My server runs on a RAID10 of 4x WD RAID 2 TB disks. Basically those disks are fast enough to cope with the disk load of the virtual machines (VMs). But since many users moved away from Facebook and Google, my Friendica installation on Nerdica.Net has a growing user count putting a large disk I/O load with many small reads & writes on the disks, resulting a slowing down the general disk I/O for all the VMs and the server itself. On mdraid-sync-Sunday this month the server needed two full days to sync its RAID10.

So the idea was to remove the high disk I/O load from the rotational disks the something different. For that reason I bought a Samsung Pro 970 512 GB NVMe disk and a matching PCIe 3.0 card to be put into my server in the colocation. On Thursday the Samsung has been installed by the rrbone staff in the colocation. I moved the PostgreSQL and MySQL databases from the RAID10 to the NVMe disk and restarted services again.

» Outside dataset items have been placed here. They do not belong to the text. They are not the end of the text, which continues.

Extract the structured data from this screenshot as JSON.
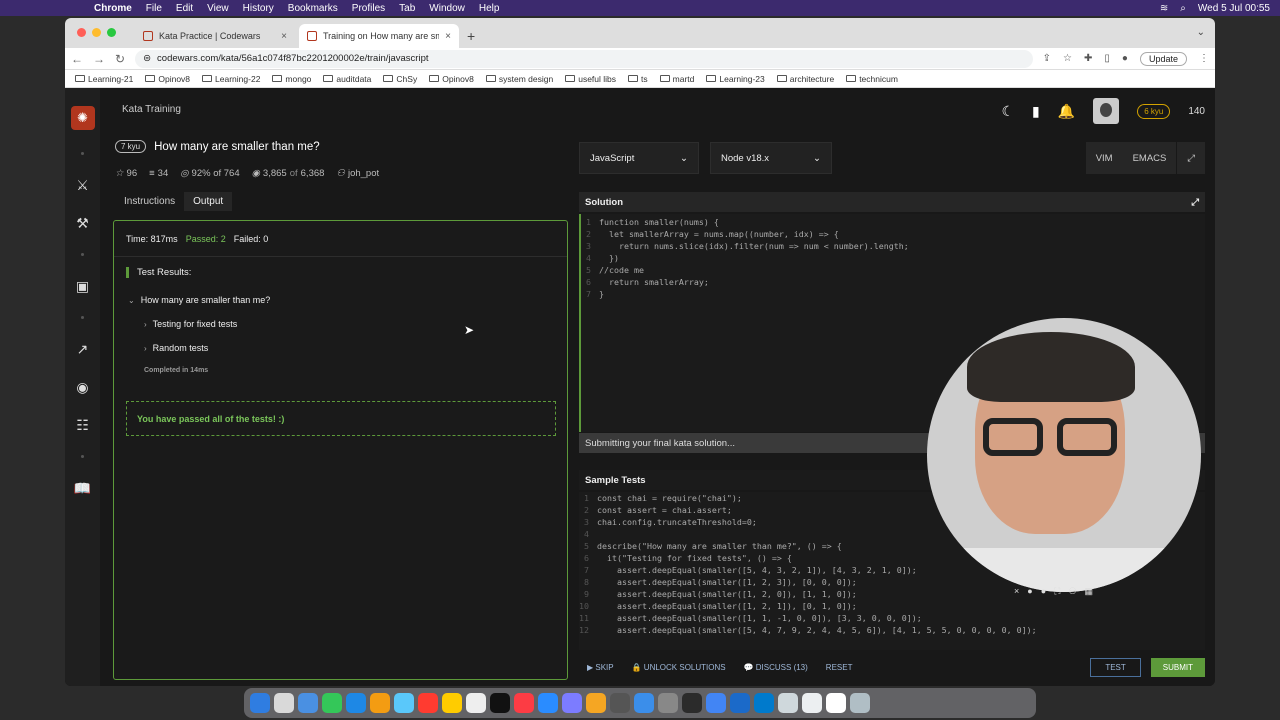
{
  "menubar": {
    "app": "Chrome",
    "items": [
      "File",
      "Edit",
      "View",
      "History",
      "Bookmarks",
      "Profiles",
      "Tab",
      "Window",
      "Help"
    ],
    "clock": "Wed 5 Jul  00:55"
  },
  "tabs": [
    {
      "title": "Kata Practice | Codewars"
    },
    {
      "title": "Training on How many are sma"
    }
  ],
  "address": {
    "url": "codewars.com/kata/56a1c074f87bc2201200002e/train/javascript",
    "update_label": "Update"
  },
  "bookmarks": [
    "Learning-21",
    "Opinov8",
    "Learning-22",
    "mongo",
    "auditdata",
    "ChSy",
    "Opinov8",
    "system design",
    "useful libs",
    "ts",
    "martd",
    "Learning-23",
    "architecture",
    "technicum"
  ],
  "header": {
    "section": "Kata Training",
    "rank": "6 kyu",
    "honor": "140"
  },
  "kata": {
    "kyu": "7 kyu",
    "title": "How many are smaller than me?",
    "stars": "96",
    "collections": "34",
    "satisfaction": "92% of 764",
    "completed_a": "3,865",
    "completed_of": "of",
    "completed_b": "6,368",
    "author": "joh_pot"
  },
  "left_tabs": {
    "instructions": "Instructions",
    "output": "Output"
  },
  "output": {
    "time": "Time: 817ms",
    "passed": "Passed: 2",
    "failed": "Failed: 0",
    "results_title": "Test Results:",
    "suite": "How many are smaller than me?",
    "group1": "Testing for fixed tests",
    "group2": "Random tests",
    "completed": "Completed in 14ms",
    "success": "You have passed all of the tests! :)"
  },
  "editor": {
    "language": "JavaScript",
    "runtime": "Node v18.x",
    "vim": "VIM",
    "emacs": "EMACS",
    "solution_title": "Solution",
    "solution_lines": [
      "function smaller(nums) {",
      "  let smallerArray = nums.map((number, idx) => {",
      "    return nums.slice(idx).filter(num => num < number).length;",
      "  })",
      "//code me",
      "  return smallerArray;",
      "}"
    ],
    "submitting": "Submitting your final kata solution...",
    "tests_title": "Sample Tests",
    "test_lines": [
      "const chai = require(\"chai\");",
      "const assert = chai.assert;",
      "chai.config.truncateThreshold=0;",
      "",
      "describe(\"How many are smaller than me?\", () => {",
      "  it(\"Testing for fixed tests\", () => {",
      "    assert.deepEqual(smaller([5, 4, 3, 2, 1]), [4, 3, 2, 1, 0]);",
      "    assert.deepEqual(smaller([1, 2, 3]), [0, 0, 0]);",
      "    assert.deepEqual(smaller([1, 2, 0]), [1, 1, 0]);",
      "    assert.deepEqual(smaller([1, 2, 1]), [0, 1, 0]);",
      "    assert.deepEqual(smaller([1, 1, -1, 0, 0]), [3, 3, 0, 0, 0]);",
      "    assert.deepEqual(smaller([5, 4, 7, 9, 2, 4, 4, 5, 6]), [4, 1, 5, 5, 0, 0, 0, 0, 0]);"
    ]
  },
  "actions": {
    "skip": "SKIP",
    "unlock": "UNLOCK SOLUTIONS",
    "discuss": "DISCUSS (13)",
    "reset": "RESET",
    "test": "TEST",
    "submit": "SUBMIT"
  },
  "colors": {
    "brand": "#b1361e",
    "success": "#5d9a3a",
    "rank": "#d4a300"
  }
}
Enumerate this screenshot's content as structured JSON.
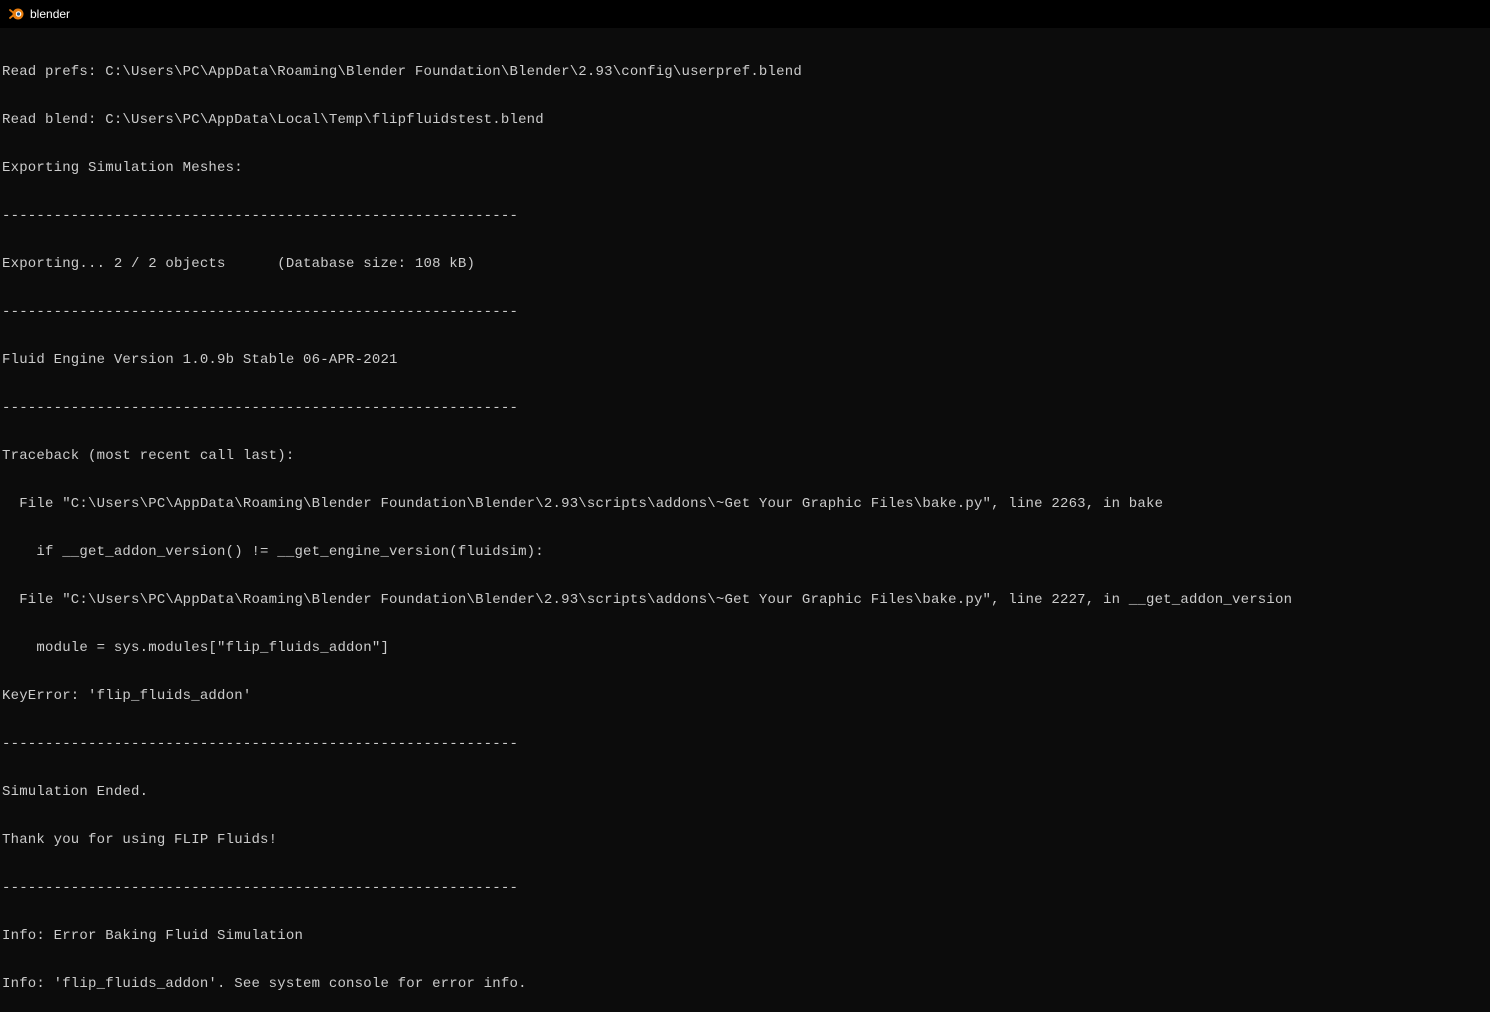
{
  "titlebar": {
    "icon_name": "blender-icon",
    "title": "blender"
  },
  "console": {
    "lines": [
      "Read prefs: C:\\Users\\PC\\AppData\\Roaming\\Blender Foundation\\Blender\\2.93\\config\\userpref.blend",
      "Read blend: C:\\Users\\PC\\AppData\\Local\\Temp\\flipfluidstest.blend",
      "Exporting Simulation Meshes:",
      "------------------------------------------------------------",
      "Exporting... 2 / 2 objects      (Database size: 108 kB)",
      "------------------------------------------------------------",
      "Fluid Engine Version 1.0.9b Stable 06-APR-2021",
      "------------------------------------------------------------",
      "Traceback (most recent call last):",
      "  File \"C:\\Users\\PC\\AppData\\Roaming\\Blender Foundation\\Blender\\2.93\\scripts\\addons\\~Get Your Graphic Files\\bake.py\", line 2263, in bake",
      "    if __get_addon_version() != __get_engine_version(fluidsim):",
      "  File \"C:\\Users\\PC\\AppData\\Roaming\\Blender Foundation\\Blender\\2.93\\scripts\\addons\\~Get Your Graphic Files\\bake.py\", line 2227, in __get_addon_version",
      "    module = sys.modules[\"flip_fluids_addon\"]",
      "KeyError: 'flip_fluids_addon'",
      "------------------------------------------------------------",
      "Simulation Ended.",
      "Thank you for using FLIP Fluids!",
      "------------------------------------------------------------",
      "Info: Error Baking Fluid Simulation",
      "Info: 'flip_fluids_addon'. See system console for error info."
    ]
  }
}
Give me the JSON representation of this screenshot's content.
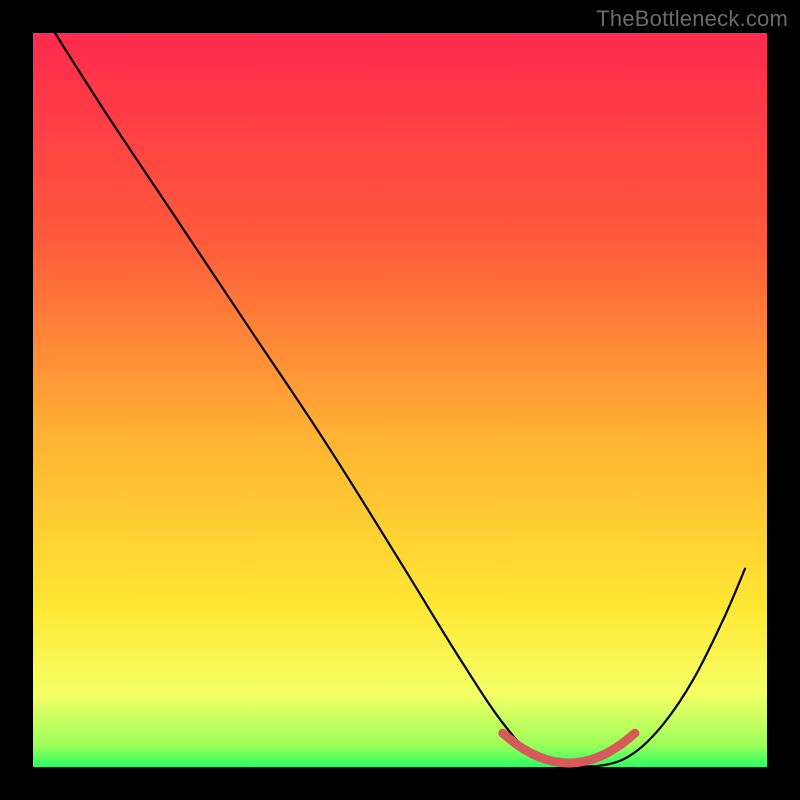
{
  "watermark": "TheBottleneck.com",
  "chart_data": {
    "type": "line",
    "title": "",
    "xlabel": "",
    "ylabel": "",
    "xlim": [
      0,
      100
    ],
    "ylim": [
      0,
      100
    ],
    "gradient_stops": [
      {
        "offset": 0,
        "color": "#ff2a4d"
      },
      {
        "offset": 28,
        "color": "#ff5a3c"
      },
      {
        "offset": 55,
        "color": "#ffb233"
      },
      {
        "offset": 78,
        "color": "#ffe733"
      },
      {
        "offset": 90,
        "color": "#f4ff66"
      },
      {
        "offset": 97,
        "color": "#9cff5a"
      },
      {
        "offset": 100,
        "color": "#2bff63"
      }
    ],
    "series": [
      {
        "name": "bottleneck-curve",
        "color": "#000000",
        "width": 2.2,
        "x": [
          3,
          10,
          20,
          30,
          40,
          50,
          58,
          64,
          68,
          73,
          78,
          82,
          86,
          90,
          94,
          97
        ],
        "y": [
          100,
          89,
          74,
          59,
          44,
          28,
          15,
          6,
          2,
          0.3,
          0.3,
          2,
          6,
          12,
          20,
          27
        ]
      },
      {
        "name": "optimal-band",
        "color": "#d65a5a",
        "width": 9,
        "x": [
          64,
          66,
          68,
          70,
          72,
          74,
          76,
          78,
          80,
          82
        ],
        "y": [
          4.6,
          3.0,
          1.8,
          1.0,
          0.6,
          0.6,
          1.0,
          1.8,
          3.0,
          4.6
        ]
      }
    ]
  }
}
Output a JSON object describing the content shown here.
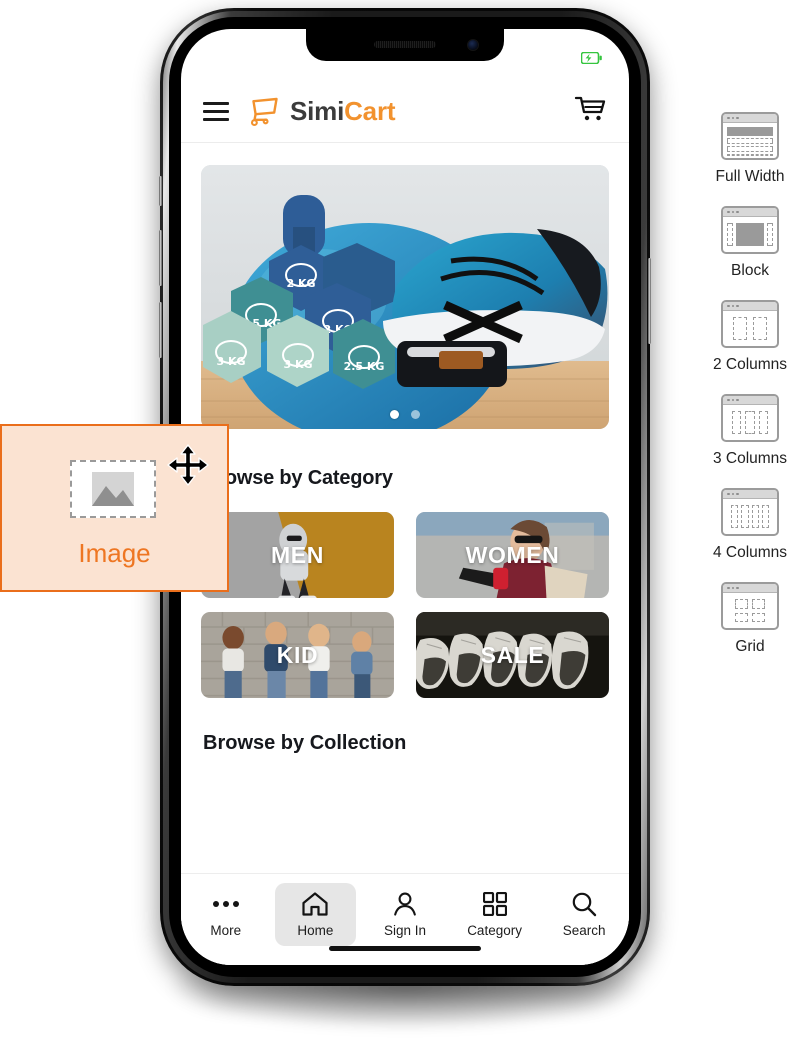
{
  "phone": {
    "status_bar": {
      "battery_icon": "battery-charging-icon",
      "battery_color": "#35c53f"
    },
    "home_indicator": "home-indicator"
  },
  "app": {
    "header": {
      "menu_icon": "hamburger-menu-icon",
      "logo": {
        "icon": "shopping-cart-logo-icon",
        "text_primary": "Simi",
        "text_accent": "Cart",
        "primary_color": "#3b3b3b",
        "accent_color": "#F2922E"
      },
      "cart_icon": "shopping-cart-icon"
    },
    "hero": {
      "alt": "fitness dumbbells exercise ball and running shoe",
      "dots": [
        {
          "active": true
        },
        {
          "active": false
        }
      ]
    },
    "sections": [
      {
        "title": "Browse by Category"
      },
      {
        "title": "Browse by Collection"
      }
    ],
    "categories": [
      {
        "label": "MEN",
        "image": "man-sitting-against-yellow-wall"
      },
      {
        "label": "WOMEN",
        "image": "woman-with-sunglasses-and-phone"
      },
      {
        "label": "KID",
        "image": "four-kids-against-brick-wall"
      },
      {
        "label": "SALE",
        "image": "row-of-sneakers-dark"
      }
    ],
    "bottom_nav": [
      {
        "label": "More",
        "icon": "ellipsis-icon",
        "active": false
      },
      {
        "label": "Home",
        "icon": "home-icon",
        "active": true
      },
      {
        "label": "Sign In",
        "icon": "user-icon",
        "active": false
      },
      {
        "label": "Category",
        "icon": "grid-squares-icon",
        "active": false
      },
      {
        "label": "Search",
        "icon": "search-icon",
        "active": false
      }
    ]
  },
  "image_card": {
    "label": "Image",
    "placeholder_icon": "image-placeholder-icon",
    "move_icon": "move-arrows-icon",
    "background_color": "#FBE3D2",
    "border_color": "#EA6E1B",
    "text_color": "#EE7622"
  },
  "layout_panel": {
    "items": [
      {
        "label": "Full Width",
        "icon": "layout-full-width-icon"
      },
      {
        "label": "Block",
        "icon": "layout-block-icon"
      },
      {
        "label": "2 Columns",
        "icon": "layout-2-columns-icon"
      },
      {
        "label": "3 Columns",
        "icon": "layout-3-columns-icon"
      },
      {
        "label": "4 Columns",
        "icon": "layout-4-columns-icon"
      },
      {
        "label": "Grid",
        "icon": "layout-grid-icon"
      }
    ]
  }
}
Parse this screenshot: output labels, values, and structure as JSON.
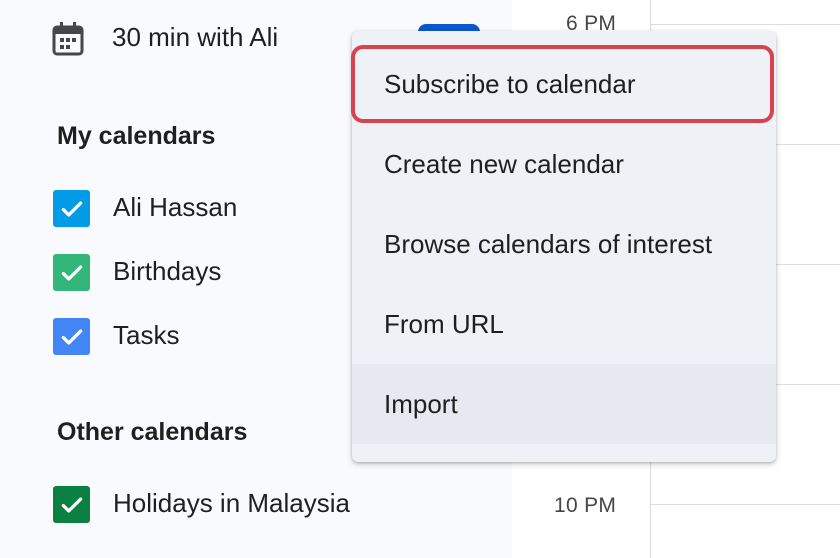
{
  "event": {
    "title": "30 min with Ali"
  },
  "my_calendars": {
    "heading": "My calendars",
    "items": [
      {
        "label": "Ali Hassan",
        "color": "#039be5",
        "checked": true
      },
      {
        "label": "Birthdays",
        "color": "#33b679",
        "checked": true
      },
      {
        "label": "Tasks",
        "color": "#4285f4",
        "checked": true
      }
    ]
  },
  "other_calendars": {
    "heading": "Other calendars",
    "items": [
      {
        "label": "Holidays in Malaysia",
        "color": "#0b8043",
        "checked": true
      }
    ]
  },
  "time_labels": {
    "top": "6 PM",
    "bottom": "10 PM"
  },
  "menu": {
    "items": [
      {
        "label": "Subscribe to calendar",
        "highlighted": true
      },
      {
        "label": "Create new calendar"
      },
      {
        "label": "Browse calendars of interest"
      },
      {
        "label": "From URL"
      },
      {
        "label": "Import",
        "hovered": true
      }
    ]
  },
  "colors": {
    "accent": "#0b57d0",
    "highlight_border": "#d9434f"
  }
}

Here are some results from Munin monitoring: 

Disk Utilization

Here you can see how the disk utilization dropped after NVMe installation. The red coloured bar symbolizes the average utilization on RAID10 disks and the green bar symbolizes the same RAID10 after the databases were moved to the NVMe disk. There’s roughly 20% less utilization now, whch is good.

Disk Latency

Here you can see the same coloured bars for the disk latency. As you can see the latency dropped by 1/3 now.

CPU I/O wait

The most significant graph is maybe the CPU graph where you can see a large portion of iowait of the CPUs. This is no longer true as there is apparently no significant iowait anymore thanks to the low latency and high IOPS nature of SSD/NVMe disks.

Overall I cannot confirm that adding the NVMe disk results in a significant faster page load of Friendica or Mastodon, maybe because other measurements like Redis/Memcached or pgbouncer already helped a lot before the NVMe disk, but it helps a lot with general disk I/O load and improving disk speeds inside of the VMs, like for my regular backups and such.

Ah, one thing to report is: in a quick test pgbench reported >2200 tps on NVMe now. That at least is a real speed improvement, maybe by order of 10 or so.